Halma plc (HLMA.L, HLMAF), a British group of technology companies, on Thursday reported higher pre-tax income in the fiscal year ended March 2026 compared with the previous year. The profit growth was driven by the company's Sustainable Growth Model and diversified portfolio despite an uncertain economic and geopolitical environment.
For the full year, profit before tax increased to 490.7 million pounds from 384.3 million pounds in the previous year.
Earnings per share were 98.17 pence versus 78.14 pence last year.
On the adjusted basis, profit before tax increased to 564.5 million pounds from 459.4 million pounds in the prior year.
Basic adjusted earnings per share were 114.05 pence versus 94.23 pence last year.
Adjusted EBITDA rose to 661.5 pounds from 552.8 million pounds in the same period last year.
Operating profit jumped to 525.8 million pounds from 409.5 million pounds in the previous year.
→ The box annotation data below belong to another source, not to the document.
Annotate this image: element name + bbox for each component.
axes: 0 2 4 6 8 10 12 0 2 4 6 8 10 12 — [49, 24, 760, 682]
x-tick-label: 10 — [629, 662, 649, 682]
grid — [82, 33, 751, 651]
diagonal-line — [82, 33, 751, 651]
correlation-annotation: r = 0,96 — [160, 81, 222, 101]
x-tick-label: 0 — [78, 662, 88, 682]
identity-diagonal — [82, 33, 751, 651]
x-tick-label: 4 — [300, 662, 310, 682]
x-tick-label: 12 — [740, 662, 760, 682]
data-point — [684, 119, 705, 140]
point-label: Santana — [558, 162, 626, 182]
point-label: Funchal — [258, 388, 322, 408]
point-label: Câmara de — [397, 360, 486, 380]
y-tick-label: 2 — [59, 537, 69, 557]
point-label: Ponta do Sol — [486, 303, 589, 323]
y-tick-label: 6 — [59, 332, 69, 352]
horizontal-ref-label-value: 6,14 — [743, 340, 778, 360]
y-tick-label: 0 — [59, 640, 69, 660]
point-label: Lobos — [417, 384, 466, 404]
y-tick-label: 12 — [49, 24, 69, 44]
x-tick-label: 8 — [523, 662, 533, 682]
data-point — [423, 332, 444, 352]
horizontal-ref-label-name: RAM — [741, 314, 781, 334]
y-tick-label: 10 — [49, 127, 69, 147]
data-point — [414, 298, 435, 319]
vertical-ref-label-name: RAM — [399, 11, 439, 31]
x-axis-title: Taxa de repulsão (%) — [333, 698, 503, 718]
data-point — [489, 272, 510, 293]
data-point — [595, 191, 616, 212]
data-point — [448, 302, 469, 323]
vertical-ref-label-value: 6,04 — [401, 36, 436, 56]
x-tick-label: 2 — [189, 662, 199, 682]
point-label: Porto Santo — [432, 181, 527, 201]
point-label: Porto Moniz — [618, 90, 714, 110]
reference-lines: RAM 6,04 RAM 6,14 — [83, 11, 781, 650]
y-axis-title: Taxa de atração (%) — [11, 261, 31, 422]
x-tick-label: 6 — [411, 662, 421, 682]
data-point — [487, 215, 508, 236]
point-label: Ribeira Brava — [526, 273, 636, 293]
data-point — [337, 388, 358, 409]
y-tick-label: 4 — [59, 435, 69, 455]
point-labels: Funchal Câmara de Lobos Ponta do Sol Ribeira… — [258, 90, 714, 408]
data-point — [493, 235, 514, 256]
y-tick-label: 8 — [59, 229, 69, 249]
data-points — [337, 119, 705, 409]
Revenue increased to 2.58 billion pounds from 2.25 billion pounds in the previous year.
Further, total dividend paid and proposed increased to 24.74 pence per share, comprising an interim dividend of 9.63 pence per share and a proposed final dividend of 15.11 pence per share.
Looking ahead, the company expects low double-digit percentage organic constant-currency revenue growth in fiscal 2027, supported by a strong order book and order intake.
Adjusted EBIT margin is expected to remain in line with fiscal 2026.
On Wednesday, Halma closed trading 0.30% higher at GBp 4,642 on the London Stock Exchange.